Children from racial or ethnic minority groups and those who don't speak English well, who have a disability or come from poor families have too often been, in effect, that stereotypical child in Utah's public schools.
When they performed poorly in Utah's overcrowded classes, teachers who were struggling with 30 or 35 students in each class didn't have the time or resources to do much about it.
The traditional ways of reporting test scores, with all children's results lumped together into an average, allowed too many of these children to simply slip through the cracks and usually out of school before they graduated.
The strength of the federal No Child Left Behind law has been to make teachers and schools accountable for all students, including those minority students who lag far behind their white peers, particularly in Utah.

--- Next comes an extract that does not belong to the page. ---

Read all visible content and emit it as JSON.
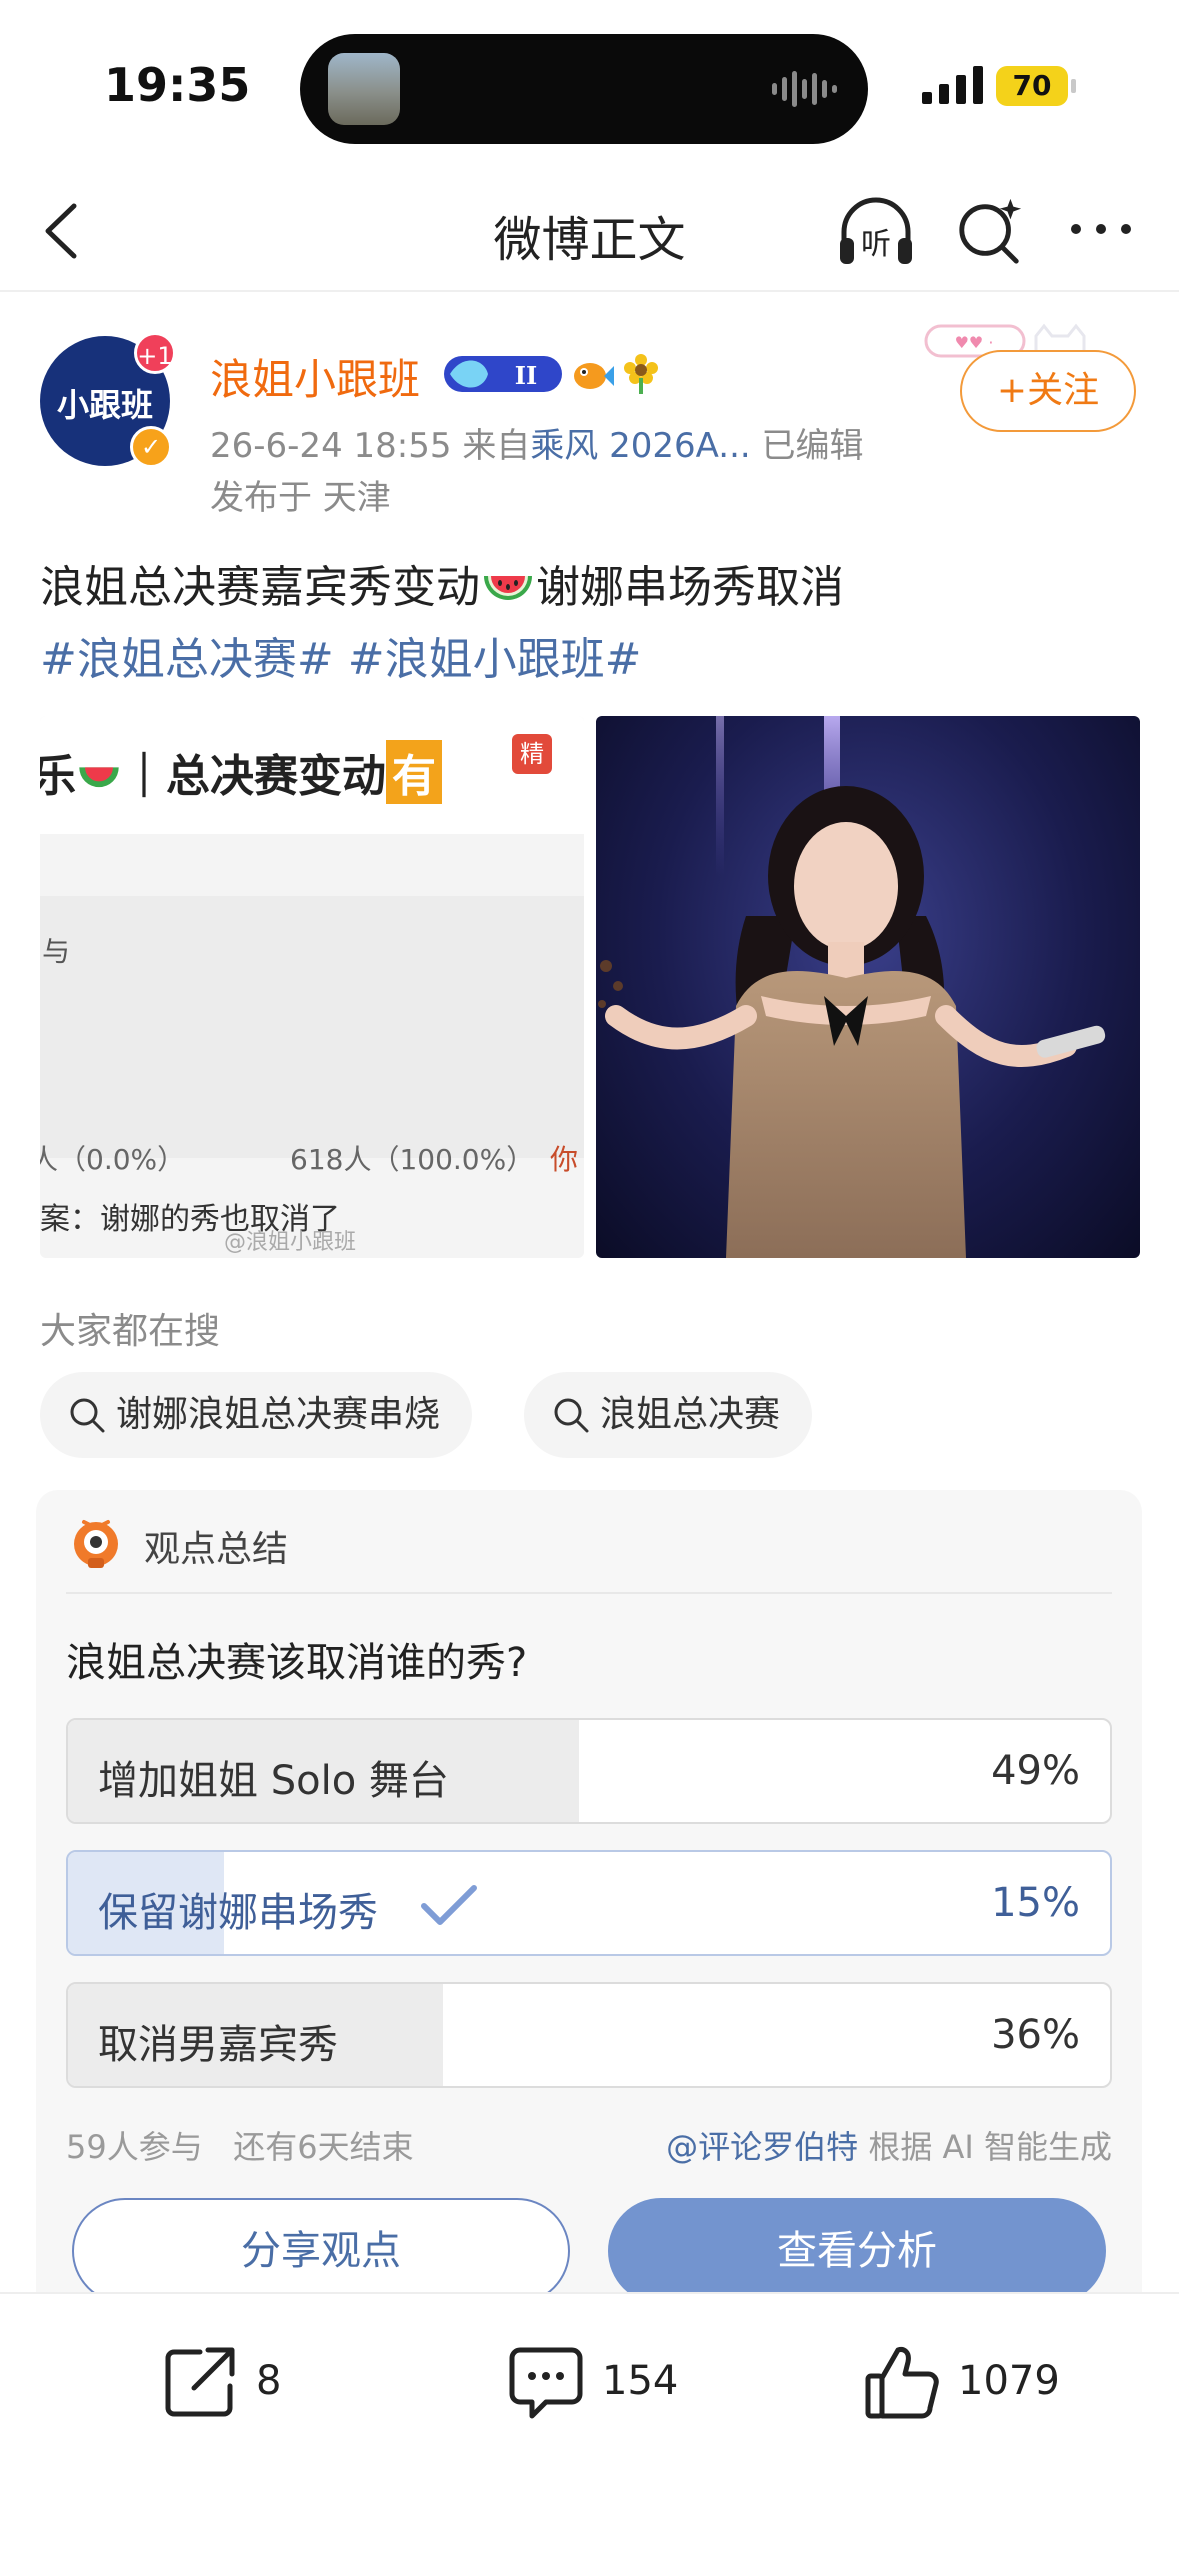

Utah's achievement test, U-PASS, doesn't zero in on failing groups of students the way NCLB does.
Overburdened and underpaid teachers have their hands full already. That may be why Utah schools are not consistently narrowing the achievement gap.
In test results just reported, 85 percent of white students made "adequate yearly progress" in math, but only 77 percent of Latino students and 66 percent of African American students did. However, those groups made adequate progress in greater numbers this year than last - barely. Smaller percentages of disabled and disadvantaged students made adequate progress this year than last.
The attention paid to test scores and the effort to help students in various ethnic and racial groups make adequate annual progress as required by the federal law has forced some changes that should be beneficial to these students.
But simply paying closer attention can't make a huge difference without a bigger financial commitment from the Utah Legislature. Tutors, remedial classes and other programs that can help minority children, such as all-day kindergarten, don't come cheap.
It's important that not just schools but legislators, too, be held accountable for these students whose failures are too easy to ignore.